Abstract

Introduction: Early detection of structural heart diseases (SHD) can help improve patient outcomes. Electrocardiogram (ECG) based deep learning (DL) models have the potential to identify patients (pts) with undiagnosed disease in need of further testing such as echocardiography. Most models have focused on detecting a single abnormality. A few studies have attempted detection on a comprehensive aggregate set of outcomes, but with limited scope and external validation. Hypothesis: An ECG DL model can identify pts at risk for SHDs, with stable external validation performance regardless of hospital type (academic/community), clinical setting (inpatient/outpatient/emergency department), or demographics (race/ethnicity). Methods: We identified 426,659 ECG-echo study pairs since 2008 from 5 NewYork-Presbyterian-affiliated (NYP) hospitals, including Columbia, to train the EchoNext DL model. ECGs were associated with SHD if acquired within one year prior to an echo reporting left ventricular (LV) ejection fraction ≤45%, LV wall thickness ≥1.3cm, moderate or severe valvular disease, moderate or large pericardial effusion, moderate or severe right ventricular dysfunction, or pulmonary artery systolic pressure ≥45 mmHg. EchoNext was tested on unseen data from four other NYP hospitals, including Cornell.
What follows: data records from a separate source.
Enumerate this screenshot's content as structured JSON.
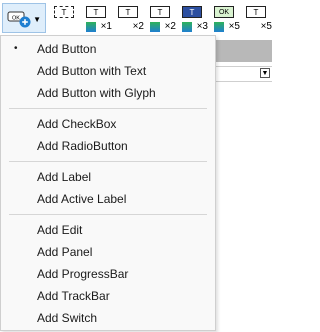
{
  "toolbar": {
    "buttons": [
      {
        "icon": "button-icon",
        "box": "T",
        "mult": ""
      },
      {
        "icon": "button-x1-icon",
        "box": "T",
        "mult": "×1"
      },
      {
        "icon": "button-x2-icon",
        "box": "T",
        "mult": "×2"
      },
      {
        "icon": "button-glyph-x2-icon",
        "box": "T",
        "mult": "×2"
      },
      {
        "icon": "button-x3-icon",
        "box": "T",
        "mult": "×3"
      },
      {
        "icon": "checkbox-x5-icon",
        "box": "OK",
        "mult": "×5"
      },
      {
        "icon": "button-x5-icon",
        "box": "T",
        "mult": "×5"
      }
    ]
  },
  "menu": {
    "items": [
      {
        "label": "Add Button",
        "checked": true
      },
      {
        "label": "Add Button with Text",
        "checked": false
      },
      {
        "label": "Add Button with Glyph",
        "checked": false
      },
      {
        "label": "Add CheckBox",
        "checked": false
      },
      {
        "label": "Add RadioButton",
        "checked": false
      },
      {
        "label": "Add Label",
        "checked": false
      },
      {
        "label": "Add Active Label",
        "checked": false
      },
      {
        "label": "Add Edit",
        "checked": false
      },
      {
        "label": "Add Panel",
        "checked": false
      },
      {
        "label": "Add ProgressBar",
        "checked": false
      },
      {
        "label": "Add TrackBar",
        "checked": false
      },
      {
        "label": "Add Switch",
        "checked": false
      }
    ],
    "bullet": "•"
  },
  "colors": {
    "accent": "#1f7fd1",
    "menu_bg": "#f9f9f9",
    "separator": "#d6d6d6"
  }
}
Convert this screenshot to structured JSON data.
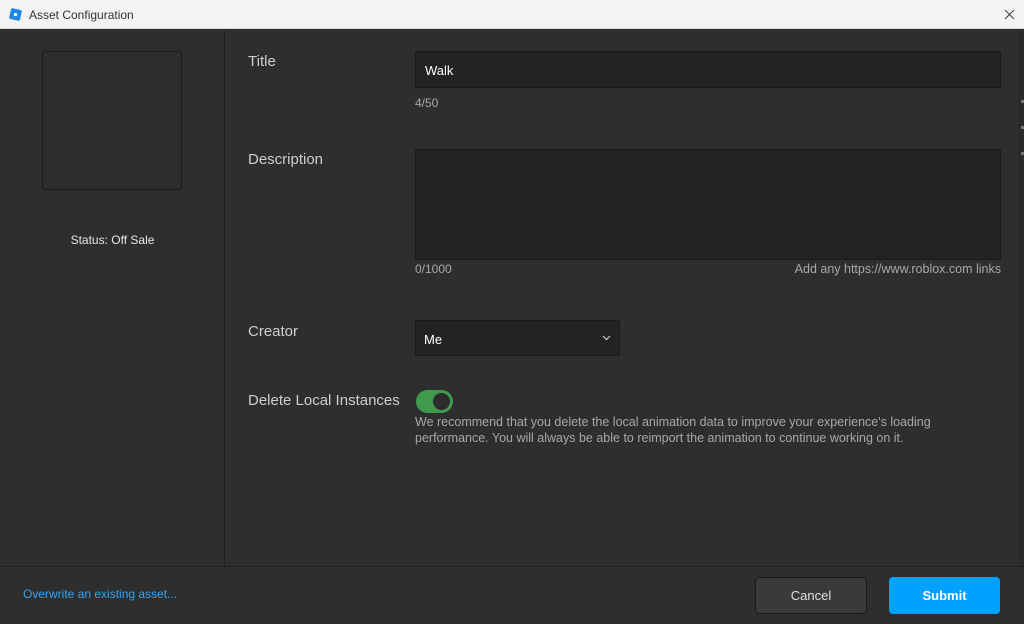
{
  "window": {
    "title": "Asset Configuration",
    "app_icon": "roblox-studio-icon",
    "close_icon": "close-icon"
  },
  "left_panel": {
    "status": "Status: Off Sale"
  },
  "form": {
    "title": {
      "label": "Title",
      "value": "Walk",
      "counter": "4/50"
    },
    "description": {
      "label": "Description",
      "value": "",
      "counter": "0/1000",
      "hint": "Add any https://www.roblox.com links"
    },
    "creator": {
      "label": "Creator",
      "selected": "Me"
    },
    "delete_local": {
      "label": "Delete Local Instances",
      "enabled": true,
      "description": "We recommend that you delete the local animation data to improve your experience's loading performance. You will always be able to reimport the animation to continue working on it."
    }
  },
  "footer": {
    "overwrite_link": "Overwrite an existing asset...",
    "cancel_label": "Cancel",
    "submit_label": "Submit"
  },
  "colors": {
    "accent": "#00a2ff",
    "link": "#35a4f5",
    "toggle_on": "#3e9b4e",
    "background": "#2e2e2e",
    "input_bg": "#232323"
  }
}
Results: In the external dataset (n=21,421 pts), 33% were identified with SHD. EchoNext achieved an area under the receiver operating characteristic curve (AUROC) of 0.85, with robust results with respect to individual hospital (AUROC range: 0.82-0.87), clinical setting (0.78-0.84), and patient race/ethnicity (0.84-0.86; Figure). Conclusion: EchoNext demonstrated excellent performance in detecting SHD in the largest multi-institutional, multi-racial external validation of such a model to date. This model may allow AI-enabled reflex referral to echocardiography from ECG. Prospective trials are ongoing to validate.